Foundations to Advanced Systems: LLMs for Product Managers
System Instructions vs User Instructions
2.3 System Instructions vs User Instructions
There is a conversation happening every time a user interacts with an LLM-powered product. But here is the thing most users never realize: they are not the only one talking.
Before a single user types a single word, the product team has already spoken to the model. They have given it a briefing, a persona, a set of rules, a worldview. They have told it who it is, what it is here to do, and just as importantly, what it should never do. By the time the user arrives, the model already has its instructions.
This is the distinction between system instructions and user instructions, and it is one of the most consequential design decisions in any AI product.
Get it right, and your product feels consistent, trustworthy, and intelligent.
Get it wrong, and you have handed a powerful and unpredictable tool to your users with no guardrails, no identity, and no defined purpose.
Understanding this distinction is not just a technical concern. It is a product concern. And it starts with understanding what each type of instruction actually does.
What System Instructions Actually Are ?
System instructions define the AI's overall behavior and role. It acts as a guiding framework, shaping the behavior and style of the AI throughout the interaction. It is designed to ensure that the model aligns with specific objectives, offers an expected user experience, adheres to ethical guidelines, and maintains consistency in responses.
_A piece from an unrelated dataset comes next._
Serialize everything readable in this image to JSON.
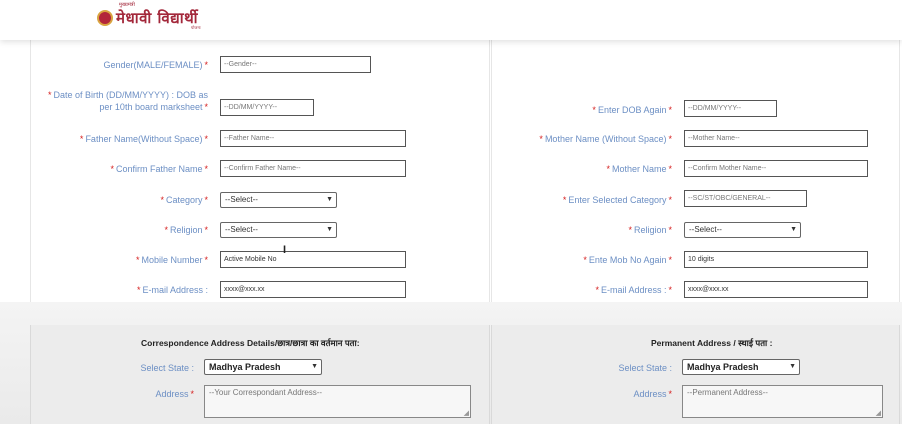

What a strong system instruction typically defines:
Identity and persona: Who is this model in the context of this product? Is it a concise analyst or a warm coach? A neutral information provider or an enthusiastic brand voice?
Scope and purpose: What is this model here to help with? What topics are within its lane, and which ones should it gracefully redirect?
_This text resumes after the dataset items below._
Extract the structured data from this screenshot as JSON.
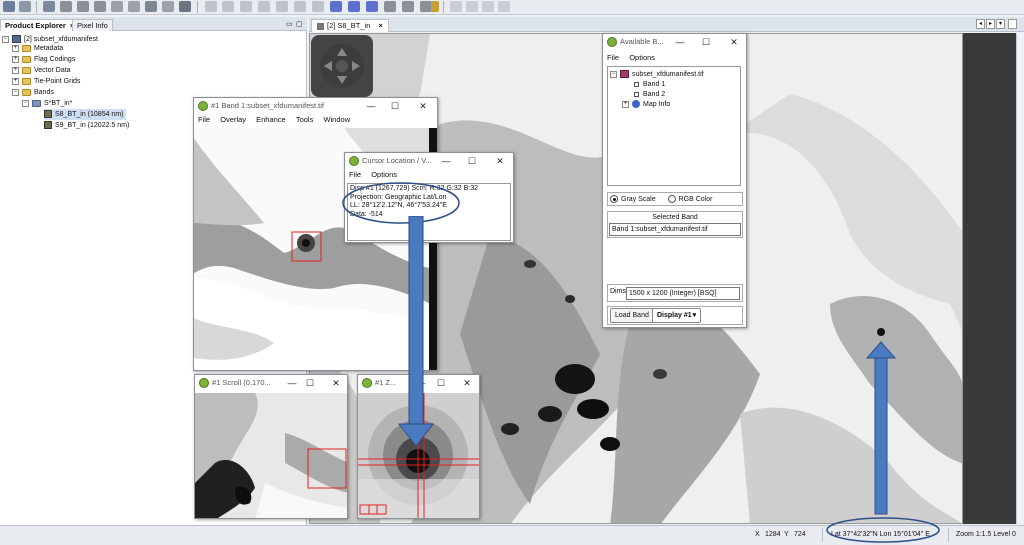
{
  "left_panel": {
    "tabs": [
      {
        "label": "Product Explorer",
        "close": "×"
      },
      {
        "label": "Pixel Info"
      }
    ],
    "tree": {
      "product": "[2] subset_xfdumanifest",
      "metadata": "Metadata",
      "flag_codings": "Flag Codings",
      "vector_data": "Vector Data",
      "tie_point_grids": "Tie-Point Grids",
      "bands": "Bands",
      "band_group": "S*BT_in*",
      "band1": "S8_BT_in (10854 nm)",
      "band2": "S9_BT_in (12022.5 nm)"
    }
  },
  "view": {
    "tab_label": "[2] S8_BT_in",
    "tab_close": "×"
  },
  "band_window": {
    "title": "#1 Band 1:subset_xfdumanifest.tif",
    "menu": [
      "File",
      "Overlay",
      "Enhance",
      "Tools",
      "Window"
    ]
  },
  "cursor_window": {
    "title": "Cursor Location / V...",
    "menu": [
      "File",
      "Options"
    ],
    "lines": [
      "Disp #1 (1267,729) Scrn: R:32 G:32 B:32",
      "Projection: Geographic Lat/Lon",
      "LL: 28°12'2.12\"N, 46°7'53.24\"E",
      "Data: -514"
    ]
  },
  "scroll_window": {
    "title": "#1 Scroll (0.170..."
  },
  "zoom_window": {
    "title": "#1 Z..."
  },
  "available_bands": {
    "title": "Available B...",
    "menu": [
      "File",
      "Options"
    ],
    "file": "subset_xfdumanifest.tif",
    "bands": [
      "Band 1",
      "Band 2"
    ],
    "map_info": "Map Info",
    "gray_scale": "Gray Scale",
    "rgb_color": "RGB Color",
    "selected_band_label": "Selected Band",
    "selected_band_value": "Band 1:subset_xfdumanifest.tif",
    "dims_label": "Dims",
    "dims_value": "1500 x 1200 (Integer) [BSQ]",
    "load_band": "Load Band",
    "display": "Display #1"
  },
  "window_controls": {
    "minimize": "—",
    "maximize": "☐",
    "close": "✕"
  },
  "statusbar": {
    "x_label": "X",
    "x_value": "1284",
    "y_label": "Y",
    "y_value": "724",
    "latlon": "Lat 37°42'32\"N  Lon 15°01'04\" E",
    "zoom": "Zoom 1:1.5  Level 0"
  },
  "colors": {
    "annotation_blue": "#4a7ac0",
    "annotation_outline": "#2e4e86",
    "red_marker": "#e02020"
  }
}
Tone and communication style: How should it speak? Formal or conversational? Detailed or brief? Technical or accessible?
Behavioral constraints: What should it never say, do, or engage with, regardless of what the user asks?
Fallback behavior: What should it do when it does not know the answer, or when a request falls outside its defined purpose?
The user never sees any of this. It is invisible infrastructure. But it is responsible for everything that makes the product feel coherent and intentional rather than random and unpredictable.
What User Instructions Are and Why They Are Different ?
User instructions are everything the user contributes to the conversation in real time. Their messages, their questions, the documents they upload, the context they share, the preferences they express mid-conversation. This is the dynamic, unpredictable, beautifully messy side of the interaction.
And here is the critical insight: the model weighs both. It holds the system instruction as its foundation and interprets every user message through that lens. When they align, the interaction flows smoothly. When they conflict, something has to give.
In a well-designed system, the system instruction always wins.
But this is where many products run into trouble. When the system instruction is weak, vague, or absent, the model has nothing stable to anchor to. It becomes highly susceptible to being shaped by whatever the user brings to the conversation. And users, whether innocently or deliberately, will bring all kinds of things.
When User and System Instructions Collide
This is the scenario that every product team eventually faces, and having thought through it in advance is what separates products that handle it gracefully from those that handle it awkwardly.
A user asks the model to do something that falls outside what the system instruction permits. Maybe they want the model to take on a different persona. Maybe they are asking about a topic the product was not designed to cover. Maybe they are pushing at the edges of the content policy in ways that feel innocent on the surface but are not.
What should the model do?
The answer depends on how well the system instruction anticipated this scenario. A strong system instruction does not just define what the model should do in the expected cases. It defines what the model should do when things go unexpectedly. It gives the model a graceful fallback: a way to decline requests that fall outside its scope, redirect users toward what it can help with, and maintain its persona even under pressure.
This is not about being restrictive. It is about being reliable. A product that can be pushed into unpredictable behavior by a determined user is not a product that users will trust. And without trust, even the most technically impressive AI feature will fail to deliver real value.
The Product Manager's Checklist
Before any LLM feature ships, a product manager who understands system instructions should be able to answer every one of these questions:
- Does our system instruction clearly define the model's identity and purpose?
- Have we explicitly defined what the model should do when a user goes off-script?
- Have we tested the instruction against adversarial inputs, not just ideal ones?
- Is the system instruction version-controlled, and do we have a process for updating it?
- Do we know how changes to the system instruction will be tested before they go to production?
- Is there a clear hierarchy that ensures system instructions take precedence over user inputs in cases of conflict?
If any of these questions produce a blank stare in your team meeting, you have found your next product priority. Because the system instruction is not a detail. It is the foundation that everything else sits on. And foundations, as any builder knows, are worth getting right before you put anything on top of them.